Doniesienia na ten temat pojawiały się od dawna w prasie popularnej i na internetowych blogach, po raz pierwszy podjęto jednak próbę naukowego wyjaśnienia tego zjawiska. Wnioski są rezultatem internetowego sondażu, w którym wzięło udział 370 kobiet w wieku od 18 do 63 lat, które przyznawały się do takich przeżyć. Większość z nich była zamężna lub żyła w stałym związku.

Najczęstsze przypadki fizycznej satysfakcji towarzyszyły ćwiczeniom mięśni brzucha. Wspominało o nich ponad 51 procent badanych. Następne w kolejności były: dźwiganie ciężarów (26,5 procent), joga (20 procent), jazda na rowerze (15,8 procent), bieganie (13,2 procent) i spacery (niespełna 10 procent).
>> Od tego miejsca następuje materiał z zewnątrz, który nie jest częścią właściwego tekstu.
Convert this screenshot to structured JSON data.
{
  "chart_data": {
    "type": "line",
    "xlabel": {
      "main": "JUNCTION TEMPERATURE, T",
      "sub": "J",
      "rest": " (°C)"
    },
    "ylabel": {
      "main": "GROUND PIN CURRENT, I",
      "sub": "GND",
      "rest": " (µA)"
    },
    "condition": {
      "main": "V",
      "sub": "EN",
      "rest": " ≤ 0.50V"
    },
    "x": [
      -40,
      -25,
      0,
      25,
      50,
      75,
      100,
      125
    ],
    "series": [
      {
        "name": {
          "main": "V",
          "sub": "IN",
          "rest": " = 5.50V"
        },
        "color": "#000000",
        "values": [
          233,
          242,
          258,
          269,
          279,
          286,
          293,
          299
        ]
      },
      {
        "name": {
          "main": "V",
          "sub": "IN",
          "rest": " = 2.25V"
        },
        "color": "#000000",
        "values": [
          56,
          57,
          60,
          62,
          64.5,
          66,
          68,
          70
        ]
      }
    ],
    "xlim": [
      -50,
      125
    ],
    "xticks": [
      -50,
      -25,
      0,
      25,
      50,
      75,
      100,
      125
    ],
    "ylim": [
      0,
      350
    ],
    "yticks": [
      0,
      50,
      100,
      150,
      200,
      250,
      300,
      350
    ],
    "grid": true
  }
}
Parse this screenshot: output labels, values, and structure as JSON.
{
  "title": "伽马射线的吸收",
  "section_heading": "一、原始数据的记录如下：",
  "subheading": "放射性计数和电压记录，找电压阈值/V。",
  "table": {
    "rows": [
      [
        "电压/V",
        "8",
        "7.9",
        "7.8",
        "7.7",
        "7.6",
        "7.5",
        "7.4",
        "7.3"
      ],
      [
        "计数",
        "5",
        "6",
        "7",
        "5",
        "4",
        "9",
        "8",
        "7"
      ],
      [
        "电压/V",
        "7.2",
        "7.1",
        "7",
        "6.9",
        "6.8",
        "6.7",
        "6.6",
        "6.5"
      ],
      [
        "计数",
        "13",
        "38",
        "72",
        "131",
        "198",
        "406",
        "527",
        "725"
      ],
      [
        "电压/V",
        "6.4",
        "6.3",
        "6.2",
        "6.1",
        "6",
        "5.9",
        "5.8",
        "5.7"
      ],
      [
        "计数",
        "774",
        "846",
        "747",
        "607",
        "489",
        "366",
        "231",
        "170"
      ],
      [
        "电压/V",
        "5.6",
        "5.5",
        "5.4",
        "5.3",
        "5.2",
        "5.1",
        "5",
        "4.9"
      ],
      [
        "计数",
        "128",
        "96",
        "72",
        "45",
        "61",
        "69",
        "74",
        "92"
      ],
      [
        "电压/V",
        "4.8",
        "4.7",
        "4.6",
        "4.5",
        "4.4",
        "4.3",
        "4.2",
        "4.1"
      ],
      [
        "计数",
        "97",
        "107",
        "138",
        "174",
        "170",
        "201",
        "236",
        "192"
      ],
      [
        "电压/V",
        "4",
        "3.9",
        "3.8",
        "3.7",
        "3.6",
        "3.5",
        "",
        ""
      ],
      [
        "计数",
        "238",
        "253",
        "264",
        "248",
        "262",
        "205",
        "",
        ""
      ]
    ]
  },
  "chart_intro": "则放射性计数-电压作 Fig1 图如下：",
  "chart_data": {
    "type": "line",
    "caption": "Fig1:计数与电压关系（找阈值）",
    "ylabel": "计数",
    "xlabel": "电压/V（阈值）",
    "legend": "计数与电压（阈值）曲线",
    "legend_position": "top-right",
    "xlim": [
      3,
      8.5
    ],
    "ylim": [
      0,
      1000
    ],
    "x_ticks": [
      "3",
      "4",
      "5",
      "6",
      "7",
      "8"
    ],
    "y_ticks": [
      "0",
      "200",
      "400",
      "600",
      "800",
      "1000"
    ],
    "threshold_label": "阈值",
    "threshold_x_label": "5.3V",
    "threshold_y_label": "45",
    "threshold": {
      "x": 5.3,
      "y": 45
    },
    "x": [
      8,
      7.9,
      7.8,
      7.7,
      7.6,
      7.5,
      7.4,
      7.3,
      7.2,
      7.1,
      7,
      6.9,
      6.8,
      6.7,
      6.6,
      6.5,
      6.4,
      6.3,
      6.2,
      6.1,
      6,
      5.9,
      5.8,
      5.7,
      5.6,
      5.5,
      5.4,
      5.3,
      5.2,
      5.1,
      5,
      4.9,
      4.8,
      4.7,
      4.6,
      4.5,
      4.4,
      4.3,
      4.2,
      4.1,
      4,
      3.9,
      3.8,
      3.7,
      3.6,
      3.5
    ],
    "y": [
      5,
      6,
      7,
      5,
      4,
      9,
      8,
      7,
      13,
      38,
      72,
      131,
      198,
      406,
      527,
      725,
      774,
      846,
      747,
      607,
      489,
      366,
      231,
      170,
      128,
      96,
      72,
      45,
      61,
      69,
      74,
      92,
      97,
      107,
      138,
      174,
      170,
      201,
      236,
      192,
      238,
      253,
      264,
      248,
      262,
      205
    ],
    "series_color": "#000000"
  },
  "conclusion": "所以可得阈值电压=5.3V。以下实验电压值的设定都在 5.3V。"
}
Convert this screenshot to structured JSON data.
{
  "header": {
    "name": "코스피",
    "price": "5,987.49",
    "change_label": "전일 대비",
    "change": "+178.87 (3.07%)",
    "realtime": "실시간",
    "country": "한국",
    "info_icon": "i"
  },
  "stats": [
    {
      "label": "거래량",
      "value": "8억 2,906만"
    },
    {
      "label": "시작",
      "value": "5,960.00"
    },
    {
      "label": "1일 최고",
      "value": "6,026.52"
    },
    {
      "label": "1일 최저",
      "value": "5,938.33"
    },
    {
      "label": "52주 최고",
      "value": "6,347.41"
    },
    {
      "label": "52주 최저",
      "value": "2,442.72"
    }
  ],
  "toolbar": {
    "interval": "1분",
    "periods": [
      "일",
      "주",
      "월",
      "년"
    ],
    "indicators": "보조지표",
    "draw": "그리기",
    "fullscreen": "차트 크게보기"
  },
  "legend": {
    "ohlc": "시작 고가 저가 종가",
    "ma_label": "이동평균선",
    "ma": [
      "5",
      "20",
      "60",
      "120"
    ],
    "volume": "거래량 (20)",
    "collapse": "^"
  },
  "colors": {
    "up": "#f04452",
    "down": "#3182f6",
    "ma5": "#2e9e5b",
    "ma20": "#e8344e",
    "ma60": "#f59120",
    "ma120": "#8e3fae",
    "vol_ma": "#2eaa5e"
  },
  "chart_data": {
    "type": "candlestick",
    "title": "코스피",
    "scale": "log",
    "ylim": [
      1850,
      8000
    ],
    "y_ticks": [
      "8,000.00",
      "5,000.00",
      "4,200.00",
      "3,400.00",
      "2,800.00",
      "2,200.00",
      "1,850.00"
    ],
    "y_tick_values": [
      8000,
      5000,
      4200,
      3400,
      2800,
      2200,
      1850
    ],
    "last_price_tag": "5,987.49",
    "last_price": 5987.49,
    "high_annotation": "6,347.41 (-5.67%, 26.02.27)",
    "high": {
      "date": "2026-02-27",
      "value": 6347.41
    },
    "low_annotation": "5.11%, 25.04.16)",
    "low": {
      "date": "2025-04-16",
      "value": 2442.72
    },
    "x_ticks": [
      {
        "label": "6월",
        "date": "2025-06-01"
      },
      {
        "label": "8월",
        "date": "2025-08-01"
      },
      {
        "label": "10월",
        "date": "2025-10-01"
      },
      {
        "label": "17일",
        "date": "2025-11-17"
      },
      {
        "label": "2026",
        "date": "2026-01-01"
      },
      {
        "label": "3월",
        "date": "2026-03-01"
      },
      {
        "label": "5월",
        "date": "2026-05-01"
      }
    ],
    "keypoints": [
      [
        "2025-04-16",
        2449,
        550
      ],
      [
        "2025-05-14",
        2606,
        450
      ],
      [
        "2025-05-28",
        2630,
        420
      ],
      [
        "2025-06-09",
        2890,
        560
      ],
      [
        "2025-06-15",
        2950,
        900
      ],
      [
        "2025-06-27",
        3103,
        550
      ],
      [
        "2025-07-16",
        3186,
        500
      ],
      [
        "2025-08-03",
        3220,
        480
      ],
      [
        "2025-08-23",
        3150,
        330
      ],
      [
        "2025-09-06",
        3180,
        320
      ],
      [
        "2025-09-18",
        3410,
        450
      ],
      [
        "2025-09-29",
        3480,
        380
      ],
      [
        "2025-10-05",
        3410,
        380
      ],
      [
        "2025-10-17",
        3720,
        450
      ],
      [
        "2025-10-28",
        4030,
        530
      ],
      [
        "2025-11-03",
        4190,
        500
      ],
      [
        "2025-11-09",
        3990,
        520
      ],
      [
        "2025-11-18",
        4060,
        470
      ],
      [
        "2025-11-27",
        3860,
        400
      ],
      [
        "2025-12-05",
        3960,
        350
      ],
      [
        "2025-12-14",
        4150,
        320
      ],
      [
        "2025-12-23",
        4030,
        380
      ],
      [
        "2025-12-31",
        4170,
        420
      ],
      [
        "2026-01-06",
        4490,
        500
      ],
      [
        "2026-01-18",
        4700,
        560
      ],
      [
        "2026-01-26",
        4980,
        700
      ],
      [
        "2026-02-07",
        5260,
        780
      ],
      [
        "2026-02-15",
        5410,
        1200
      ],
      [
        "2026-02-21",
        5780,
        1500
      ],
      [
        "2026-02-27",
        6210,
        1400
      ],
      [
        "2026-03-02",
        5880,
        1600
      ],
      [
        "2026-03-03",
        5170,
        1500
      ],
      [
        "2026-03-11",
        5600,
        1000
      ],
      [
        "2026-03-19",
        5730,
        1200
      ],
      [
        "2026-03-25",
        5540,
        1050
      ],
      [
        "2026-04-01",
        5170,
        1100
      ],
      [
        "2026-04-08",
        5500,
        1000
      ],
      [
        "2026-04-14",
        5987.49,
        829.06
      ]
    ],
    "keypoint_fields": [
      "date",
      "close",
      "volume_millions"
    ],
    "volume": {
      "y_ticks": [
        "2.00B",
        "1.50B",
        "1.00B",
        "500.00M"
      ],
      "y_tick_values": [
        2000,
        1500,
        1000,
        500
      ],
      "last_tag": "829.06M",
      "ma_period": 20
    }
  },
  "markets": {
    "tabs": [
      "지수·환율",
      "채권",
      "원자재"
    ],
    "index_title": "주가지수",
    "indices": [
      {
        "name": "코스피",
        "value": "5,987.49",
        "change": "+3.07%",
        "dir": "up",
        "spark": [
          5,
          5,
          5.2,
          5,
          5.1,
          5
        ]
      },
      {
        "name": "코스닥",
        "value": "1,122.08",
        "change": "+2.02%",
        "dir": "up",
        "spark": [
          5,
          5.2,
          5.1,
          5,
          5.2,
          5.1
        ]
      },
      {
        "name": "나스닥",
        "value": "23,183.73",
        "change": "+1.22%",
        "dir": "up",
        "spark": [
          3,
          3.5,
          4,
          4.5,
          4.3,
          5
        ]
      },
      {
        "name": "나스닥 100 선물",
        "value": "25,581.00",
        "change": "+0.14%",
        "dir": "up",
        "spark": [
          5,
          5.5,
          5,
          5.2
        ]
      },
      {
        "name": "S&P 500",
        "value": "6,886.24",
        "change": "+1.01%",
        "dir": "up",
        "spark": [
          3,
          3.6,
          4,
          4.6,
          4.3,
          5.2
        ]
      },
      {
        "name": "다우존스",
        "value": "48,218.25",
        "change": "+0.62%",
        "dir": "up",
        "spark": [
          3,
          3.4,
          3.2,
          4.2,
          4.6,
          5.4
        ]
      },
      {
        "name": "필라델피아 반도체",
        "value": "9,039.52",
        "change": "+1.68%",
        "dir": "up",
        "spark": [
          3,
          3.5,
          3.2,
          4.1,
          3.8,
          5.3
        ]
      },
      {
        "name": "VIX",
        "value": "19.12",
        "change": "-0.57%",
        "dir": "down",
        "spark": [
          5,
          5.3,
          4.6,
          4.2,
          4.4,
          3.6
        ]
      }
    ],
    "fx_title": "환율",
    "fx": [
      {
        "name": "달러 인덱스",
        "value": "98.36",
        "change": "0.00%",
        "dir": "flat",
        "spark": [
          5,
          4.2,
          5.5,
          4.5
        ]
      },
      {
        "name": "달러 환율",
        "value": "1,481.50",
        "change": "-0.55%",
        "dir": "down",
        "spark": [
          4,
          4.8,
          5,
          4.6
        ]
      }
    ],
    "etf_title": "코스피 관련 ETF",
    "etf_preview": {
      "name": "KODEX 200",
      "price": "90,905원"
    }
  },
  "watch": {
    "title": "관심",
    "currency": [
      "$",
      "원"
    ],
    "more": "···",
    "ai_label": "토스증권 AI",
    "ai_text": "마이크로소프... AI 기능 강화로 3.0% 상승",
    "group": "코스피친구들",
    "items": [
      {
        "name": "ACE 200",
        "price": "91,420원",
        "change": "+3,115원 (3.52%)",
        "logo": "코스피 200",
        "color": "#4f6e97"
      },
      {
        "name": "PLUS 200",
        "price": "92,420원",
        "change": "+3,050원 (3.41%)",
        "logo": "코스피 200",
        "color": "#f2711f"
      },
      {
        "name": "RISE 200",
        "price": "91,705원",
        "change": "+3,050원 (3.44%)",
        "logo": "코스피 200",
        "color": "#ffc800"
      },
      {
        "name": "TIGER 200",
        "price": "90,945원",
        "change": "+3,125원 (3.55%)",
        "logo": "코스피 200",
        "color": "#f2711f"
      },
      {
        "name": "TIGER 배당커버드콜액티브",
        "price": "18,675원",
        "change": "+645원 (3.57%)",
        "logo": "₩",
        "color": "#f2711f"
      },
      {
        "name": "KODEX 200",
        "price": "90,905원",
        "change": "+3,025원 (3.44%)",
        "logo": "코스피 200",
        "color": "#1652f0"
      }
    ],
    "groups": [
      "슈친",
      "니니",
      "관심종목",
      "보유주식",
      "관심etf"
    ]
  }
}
Naukowcy z Uniwersytetu Indiany przyznają, że ich badania wciąż przynoszą w tej sprawie wiele pytań, na które nie ma odpowiedzi. Nie wiadomo jaki jest dokładnie mechanizm tego zjawiska i czy ma ono jakikolwiek wpływ na życie seksualne kobiet. Relacje uczestniczek sondażu wyraźnie pokazały jednak, że u kobiety orgazm nie musi być związany z seksem.